Marina indicou que a Casa Civil, o Ministério do Meio Ambiente e a Secretaria de Relações Institucionais estão finalizando uma análise técnica para subsidiar a decisão de Lula.
O histórico de alertas do MPF sobre os riscos do projeto também foi destacado na nota. O órgão já havia se manifestado ao Congresso em diversas ocasiões, incluindo a entrega de pareceres ao Senado em maio de 2024, com ênfase nos impactos negativos à proteção ambiental e às comunidades tradicionais. Neste ano, o MPF reforçou sua posição em reuniões com a Comissão de Meio Ambiente e em audiências públicas, defendendo que qualquer alteração nas regras de licenciamento deveria preservar o equilíbrio entre desenvolvimento econômico e sustentabilidade.
Do lado político, a decisão sobre o veto ainda enfrenta divisão no governo.

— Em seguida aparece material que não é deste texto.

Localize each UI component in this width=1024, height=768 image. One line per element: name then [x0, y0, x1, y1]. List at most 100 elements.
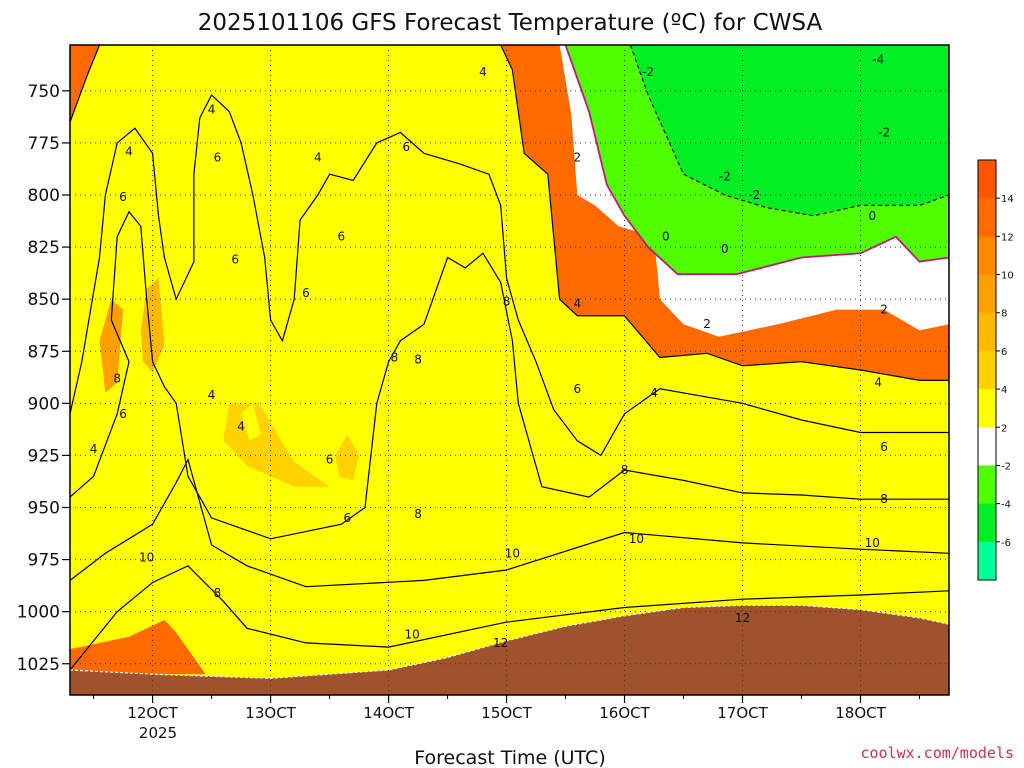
terrain-edge	[70, 604, 949, 679]
contour-label: 2	[880, 303, 888, 317]
contour-label: 2	[574, 151, 582, 165]
contour-label: 10	[505, 546, 520, 560]
contour-label: 8	[113, 371, 121, 385]
contour-label: 10	[405, 628, 420, 642]
contour-label: 6	[326, 453, 334, 467]
colorbar-swatch	[978, 198, 996, 237]
fill-12-pocket	[70, 620, 206, 675]
contour-label: 6	[119, 407, 127, 421]
contour-label: -2	[642, 65, 654, 79]
y-tick-label: 750	[28, 82, 60, 102]
x-tick-label: 15OCT	[481, 704, 532, 722]
x-tick-label: 13OCT	[245, 704, 296, 722]
contour-label: 6	[338, 230, 346, 244]
colorbar-swatch	[978, 541, 996, 581]
terrain-fill	[70, 605, 949, 695]
contour-label: 10	[629, 532, 644, 546]
contour-label: 0	[662, 230, 670, 244]
y-tick-label: 1025	[17, 655, 60, 675]
contour-label: 6	[402, 140, 410, 154]
colorbar-swatch	[978, 160, 996, 199]
colorbar-swatch	[978, 312, 996, 352]
colorbar-swatch	[978, 236, 996, 276]
contour-label: 4	[90, 442, 98, 456]
y-tick-label: 875	[28, 342, 60, 362]
credit-text[interactable]: coolwx.com/models	[860, 744, 1014, 762]
contour-label: 6	[231, 253, 239, 267]
contour-line-6	[70, 210, 949, 540]
fill-4-pocket-mid	[335, 434, 360, 481]
x-tick-year: 2025	[139, 724, 177, 742]
colorbar-swatch	[978, 389, 996, 428]
contour-label: -2	[748, 188, 760, 202]
contour-label: 6	[214, 151, 222, 165]
colorbar-swatch	[978, 503, 996, 543]
contour-label: 8	[414, 507, 422, 521]
fill-2-pocket	[241, 403, 262, 441]
fill-8-pocket-left	[99, 299, 124, 393]
contour-label: 10	[139, 551, 154, 565]
contour-label: -4	[872, 53, 884, 67]
fill-minus4b	[825, 45, 949, 116]
contour-label: 6	[343, 511, 351, 525]
contour-label: 6	[574, 382, 582, 396]
contour-label: 0	[868, 209, 876, 223]
y-tick-label: 775	[28, 134, 60, 154]
colorbar-tick-label: -4	[1001, 500, 1011, 511]
colorbar-tick-label: 6	[1001, 347, 1007, 358]
contour-label: 8	[214, 586, 222, 600]
contour-line-10	[70, 565, 949, 671]
colorbar-tick-label: 2	[1001, 423, 1007, 434]
contour-label: 6	[302, 286, 310, 300]
contour-line-4	[70, 94, 949, 457]
colorbar-tick-label: 4	[1001, 385, 1007, 396]
x-tick-label: 16OCT	[599, 704, 650, 722]
colorbar-tick-label: -6	[1001, 538, 1011, 549]
colorbar-swatch	[978, 427, 996, 466]
colorbar-tick-label: 12	[1001, 232, 1014, 243]
colorbar: 14 12 10 8 6 4 2 -2 -4 -6	[977, 159, 1014, 581]
contour-label: 4	[650, 386, 658, 400]
colorbar-swatch	[978, 350, 996, 390]
contour-label: 6	[119, 190, 127, 204]
y-tick-label: 900	[28, 394, 60, 414]
contour-line-2	[70, 45, 949, 381]
y-tick-label: 950	[28, 499, 60, 519]
contour-label: 4	[208, 388, 216, 402]
contour-label: 8	[414, 353, 422, 367]
contour-label: 12	[493, 636, 508, 650]
colorbar-tick-label: -2	[1001, 461, 1011, 472]
contour-label: -2	[878, 126, 890, 140]
contour-label: 12	[735, 611, 750, 625]
contour-label: -2	[719, 169, 731, 183]
contour-line-minus2	[629, 45, 949, 217]
x-tick-label: 12OCT	[127, 704, 178, 722]
contour-label: 8	[391, 351, 399, 365]
contour-label: 4	[125, 144, 133, 158]
contour-line-8	[70, 457, 949, 588]
y-tick-label: 850	[28, 290, 60, 310]
y-tick-label: 1000	[17, 603, 60, 623]
contour-label: 4	[479, 65, 487, 79]
x-axis-label: Forecast Time (UTC)	[414, 747, 605, 768]
contour-label: 4	[314, 151, 322, 165]
plot-frame	[69, 44, 950, 696]
colorbar-swatch	[978, 465, 996, 505]
fill-2	[70, 45, 949, 695]
y-axis: 750 775 800 825 850 875 900 925 950 975 1000 1025	[17, 82, 70, 675]
contour-label: 8	[880, 492, 888, 506]
colorbar-frame	[977, 159, 997, 581]
colorbar-tick-label: 8	[1001, 309, 1007, 320]
chart-title: 2025101106 GFS Forecast Temperature (ºC)…	[198, 10, 823, 36]
contour-label: 10	[865, 536, 880, 550]
x-axis: 12OCT 13OCT 14OCT 15OCT 16OCT 17OCT 18OCT	[93, 695, 921, 722]
contour-label: 4	[237, 419, 245, 433]
contour-fill-layer	[70, 45, 949, 695]
x-tick-label: 14OCT	[363, 704, 414, 722]
colorbar-tick-label: 10	[1001, 271, 1014, 282]
contour-label: 2	[703, 317, 711, 331]
contour-label: 0	[721, 242, 729, 256]
contour-label: 4	[208, 103, 216, 117]
contour-label: 4	[874, 376, 882, 390]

Enquanto Marina Silva e setores ligados ao meio ambiente pressionam por vetos amplos, os ministérios dos Transportes, da Agricultura e de Minas e Energia sinalizam apoio à flexibilização, argumentando que a medida destravaria obras de infraestrutura e reduziria entraves para investimentos estratégicos.
Um dos dispositivos mais controversos do projeto permitiria facilitar licenciamentos em áreas sensíveis, como na Margem Equatorial, com impactos potenciais sobre a foz do Rio Amazonas.
O MPF sustenta que, ao flexibilizar licenças, permitir autodeclarações e reduzir a participação de órgãos de controle, o país se expõe a riscos ambientais, sociais e diplomáticos. “Embora apresentado sob o pretexto de modernizar e conferir celeridade ao licenciamento ambiental, o texto aprovado contém dispositivos que, na prática, promovem o desmonte de um dos mais importantes instrumentos da política ambiental brasileira e da defesa dos direitos humanos”, diz a nota.